Which of these expressions could be even if $$n$$ is an integer?

Correct answer: $$n$$

Correct answer: $$2n$$

Correct answer: $$3n$$

$$2n + 1$$

$$10n - 1$$

Q2.

Which of these expressions must be even for any integer $$n$$?

$$7n$$

Correct answer: $$14n$$

$$3n + 6$$

Correct answer: $$4n + 2$$

$$9(2n + 3)$$

Q3.

Which of these expressions are always odd for any integer value of $$n$$?

Correct answer: $$2n -1$$

$$3n$$

Correct answer: $$4n + 3$$

Correct answer: $$5(2n+1)$$

$$7n + 1$$

Q4.

Which of these statements are true for the expression $$6n + 3$$ when $$n$$ is an integer?

It could be a multiple of 6.

Correct answer: It could be a multiple of 3.

It could be a multiple of 2.

Correct answer: It is always odd.

Correct answer: It is always 3 less than a multiple of 6.

Q5.

Which of these must represent 3 consecutive odd numbers when $$n$$ is an integer?

$$5n, 7n, 9n$$

$$n + 1, n + 3, n + 5$$

Correct answer: $$2n -1, 2n + 1, 2n + 3$$

$$2n + 1, 2n + 2, 2n + 3$$

$$2(2n+1), 2(2n+3), 2(2n + 5)$$

Q6.

Which of these represent any 2 different even numbers?

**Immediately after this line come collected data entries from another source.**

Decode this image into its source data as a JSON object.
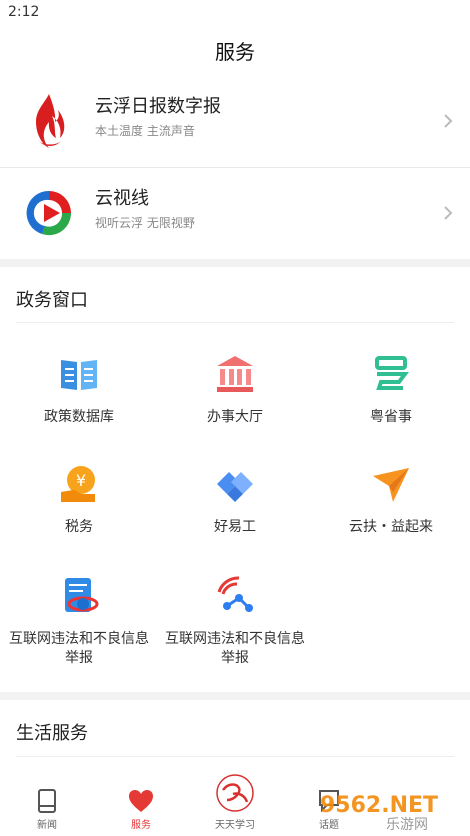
{
  "status": {
    "time": "2:12"
  },
  "page": {
    "title": "服务"
  },
  "apps": [
    {
      "name": "云浮日报数字报",
      "subtitle": "本土温度  主流声音"
    },
    {
      "name": "云视线",
      "subtitle": "视听云浮  无限视野"
    }
  ],
  "gov": {
    "title": "政务窗口",
    "items": [
      {
        "label": "政策数据库",
        "icon": "book-icon"
      },
      {
        "label": "办事大厅",
        "icon": "government-building-icon"
      },
      {
        "label": "粤省事",
        "icon": "yue-icon"
      },
      {
        "label": "税务",
        "icon": "yuan-coin-icon"
      },
      {
        "label": "好易工",
        "icon": "handshake-icon"
      },
      {
        "label": "云扶・益起来",
        "icon": "paper-plane-icon"
      },
      {
        "label": "互联网违法和不良信息举报",
        "icon": "report-document-icon"
      },
      {
        "label": "互联网违法和不良信息举报",
        "icon": "signal-report-icon"
      }
    ]
  },
  "life": {
    "title": "生活服务"
  },
  "tabs": [
    {
      "label": "新闻",
      "icon": "news-icon",
      "active": false
    },
    {
      "label": "服务",
      "icon": "heart-icon",
      "active": true
    },
    {
      "label": "天天学习",
      "icon": "xuexi-icon",
      "active": false
    },
    {
      "label": "话题",
      "icon": "topic-icon",
      "active": false
    }
  ],
  "watermark": {
    "text": "9562.NET",
    "subtext": "乐游网"
  }
}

$$2n$$ and $$2n$$ where $$n$$ is an integer.

$$2n$$ and $$2n + 2$$ where $$n$$ is an integer.

Correct answer: $$2n$$ and $$2m$$ where $$n$$ and $$m$$ are integers and $$n \ne m$$.

$$2n$$ and $$12n$$ where $$n$$ is an integer and $$n \ne 0$$.

$$2n + 1$$ and $$2m + 3$$ where $$n$$ and $$m$$ are integers.